Tribeca: How did you find Deragh Campbell? She was superb, and this was her first screen performance.

Matthew Porterfield: I met her - and Hannah, who plays Abby - after a screening of Putty Hill in New York. We kept up a correspondence and then I auditioned Hannah for the film, and Deragh wrote me saying she wanted to audition for Taryn. She auditioned over Skype. It was clear that she could do the dialect, and she had an interesting physicality - the way she moves in space is really distinct. I really like watching her move through spaces. She's from Toronto but her mom is from Belfast.

Tribeca: To what degree did the role of Taryn change after Deragh was cast?

Matthew Porterfield: Well, I feel like the role always changes after you cast someone. Sometimes I'll write a role with a type in mind, but I think Deragh brought a kind of fragility - but also an impulsiveness - that the character needed. There's a simmering violence underneath the surface even though she's so lithe and demure. She changed from being a kind of tough farm girl, a kind of stereotype that we'd written, into something more sophisticated, which has to do with Deragh and her maturity.

Tribeca: And Kim Taylor and Ned Oldham, they are professional musicians - so was that always the plan, to cast actors who are musicians as well?

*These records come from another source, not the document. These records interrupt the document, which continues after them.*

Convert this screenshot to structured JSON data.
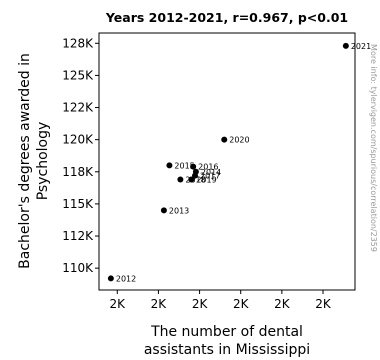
{
  "chart_data": {
    "type": "scatter",
    "title": "Years 2012-2021, r=0.967, p<0.01",
    "xlabel": [
      "The number of dental",
      "assistants in Mississippi"
    ],
    "ylabel": [
      "Bachelor's degrees awarded in",
      "Psychology"
    ],
    "watermark": "More info: tylervigen.com/spurious/correlation/2359",
    "xlim": [
      1945,
      2225
    ],
    "ylim": [
      108300,
      128300
    ],
    "xticks": [
      1965,
      2010,
      2055,
      2100,
      2145,
      2190
    ],
    "xtick_labels": [
      "2K",
      "2K",
      "2K",
      "2K",
      "2K",
      "2K"
    ],
    "yticks": [
      110000,
      112500,
      115000,
      117500,
      120000,
      122500,
      125000,
      127500
    ],
    "ytick_labels": [
      "110K",
      "112K",
      "115K",
      "118K",
      "120K",
      "122K",
      "125K",
      "128K"
    ],
    "point_color": "#000000",
    "points": [
      {
        "label": "2012",
        "x": 1958,
        "y": 109200
      },
      {
        "label": "2013",
        "x": 2016,
        "y": 114500
      },
      {
        "label": "2014",
        "x": 2051,
        "y": 117500
      },
      {
        "label": "2015",
        "x": 2022,
        "y": 118000
      },
      {
        "label": "2016",
        "x": 2048,
        "y": 117900
      },
      {
        "label": "2017",
        "x": 2050,
        "y": 117200
      },
      {
        "label": "2018",
        "x": 2034,
        "y": 116900
      },
      {
        "label": "2019",
        "x": 2046,
        "y": 116900
      },
      {
        "label": "2020",
        "x": 2082,
        "y": 120000
      },
      {
        "label": "2021",
        "x": 2215,
        "y": 127300
      }
    ]
  }
}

Matthew Porterfield: It became an idea we had as we were writing. First we knew Ned's character would be a musician. Then I was introduced to Kim, and I connected with her instantly. We started writing first with her music in place, even before we'd offered her the role. I'd known Ned for some time - I love him as a person, I auditioned him, he had a real nervous energy - and I was betting that he would be able to shake the nerves and get to this place that he's in in life. But of course it's a performance, so Ned did this performance of himself with all this pathos and awkwardness and tension, and it was a total revelation, I thought his performance was really incredible, as was Kim's. I was banking on the fact that these two are musicians, they know how to perform, they have control of their bodies and voices and understand what it means to deliver a performance. No matter what song you're doing, a song is a performance. In the end, it really worked.